Sponsored by Rep. Bud Nornes (R-Fergus Falls), HF322 would require that 30 percent of registered voters in a district sign a written petition in order to force a referendum on revoking a school levy increase. The current threshold is 15 percent.

Nornes said the legislation was drafted at the request of the Frazee-Vergas School District, which fought for years to pass a referendum on an operating levy increase, only to have a group of citizens try to revoke the referendum after it had passed.

Although the group failed to get the reverse referendum on the ballot because of a legal technicality, Nornes said having the school operating levy revoked would have been financially disastrous for the school district. He argued that it would encourage other disgruntled property-taxpayers to take similar actions in the future.

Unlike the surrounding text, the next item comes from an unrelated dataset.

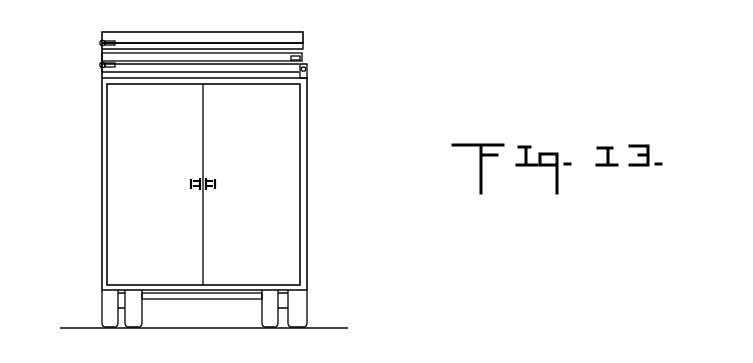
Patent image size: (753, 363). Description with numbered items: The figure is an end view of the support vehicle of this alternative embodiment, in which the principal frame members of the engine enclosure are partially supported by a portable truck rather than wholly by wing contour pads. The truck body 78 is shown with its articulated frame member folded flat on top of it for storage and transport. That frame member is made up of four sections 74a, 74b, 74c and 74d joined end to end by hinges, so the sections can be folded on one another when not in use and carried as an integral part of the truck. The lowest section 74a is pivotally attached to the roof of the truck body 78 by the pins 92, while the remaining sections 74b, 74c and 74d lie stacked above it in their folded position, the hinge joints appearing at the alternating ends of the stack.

“I think at that point you would have seen other districts in the state of Minnesota having folks decide … ‘OK, we’ll fight this and lower our property taxes. To heck with the school,’” Nornes said.

Opponents included Rep. Steve Gottwalt (R-St. Cloud), who said citizens’ ability to revoke referenda is a necessary, albeit messy, part of the democratic process. He also said there is no evidence to suggest that such reverse referenda are becoming a trend.

“I’m willing to have a conversation about whether or not the threshold is small and being abused, but the evidence so far suggests that it’s not,” Gottwalt said.

Approved Feb. 19 by the House State and Local Government Operations Reform, Technology and Elections Committee, it next goes to the House Finance Committee.

A companion, SF314, sponsored by Sen. Dan Skogen (DFL-Hewitt), awaits action by the Senate E-12 Education Budget and Policy Division.